With the death of AHCA should also be the death of Obamacare as a term. President Obama is no longer in office; President Trump is in charge, and has be responsible for its implementation going forward. With regulatory actions and executive orders, he has already moved in a very different direction than his predecessor. It is as much Trumpcare as it is Obamacare. He and his HHS Secretary Tom Price have limited but real authority to make changes to regulations implemented the various elements of the law, and even to potentially undo funding for cost-sharing. Will they really, with their actions, make cost-sharing and deductibles more expensive for consumers by taking away cost-sharing subsidies worth $900 million/year just in California? We will see.

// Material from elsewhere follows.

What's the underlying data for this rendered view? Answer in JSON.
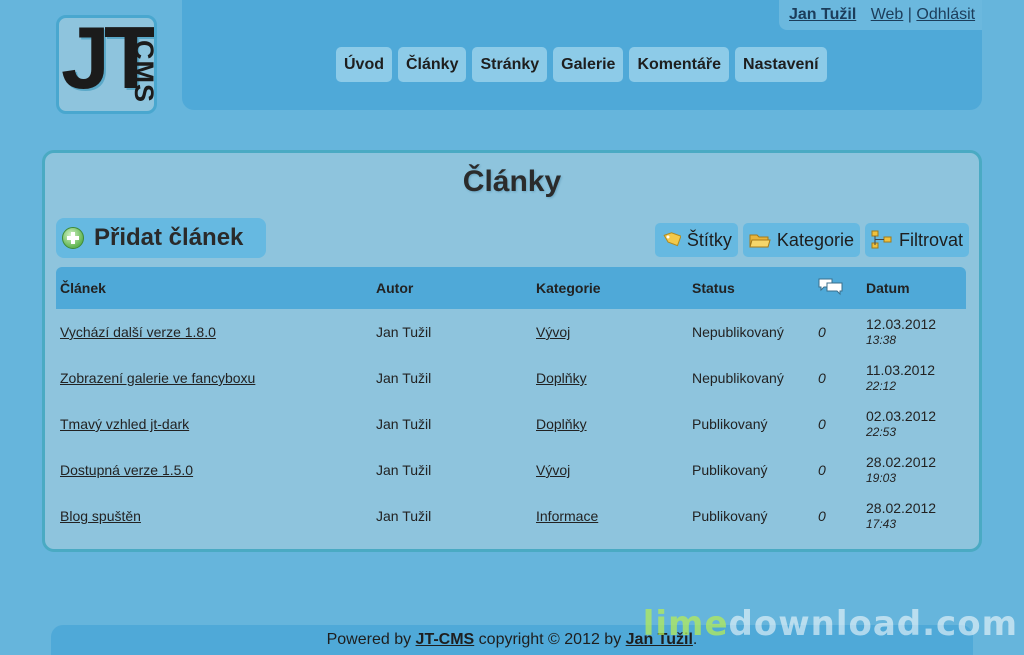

If “Obamacare” was ever an appropriate title for the media to use (it wasn’t), it is less so now. The term Obamacare always obscured more than it enlightened. The ACA actually left a lot of the health system intact, for better (to minimize disruption) and for worse (some existing problems continued)–but the term Obamacare suggested that every problem was a result of the law, when in fact the law provided tools for consumers to deal with longstanding issues like rising premiums: tax credits tied to premiums so lower- and moderate-income families can better afford coverage, the ability to shop around without being locked into a plan, etc. References to “Obamacare” often never clarified which component they were talking about, most notably the expansion of Medicaid, or the availability of affordability assistance through marketplaces like healthcare.gov or Covered California.
Hopefully, media reports will now dispense with the “Obamacare” moniker and to focus on these components going forward: Medicaid, the marketplace tax credits, etc. Obamacare is dead, because it really is interwoven into the existing health care system. The failure of AHCA means that the ACA is now solidified into the health care landscape–the new platform that we can build on an take additional steps toward an improved health care system.
In California, we had already been working to implement and improve on the Affordable Care Act, moving past the Obamacare debate to the specific solutions on everything from surprise medical bills to inaccurate provider directories to timely access to care to rising prescription drug prices, to broader efforts to expand coverage and address health care costs, and ultimately get to the goal of quality, affordable health care for all Californians. Hopefully the nation will join us in that journey.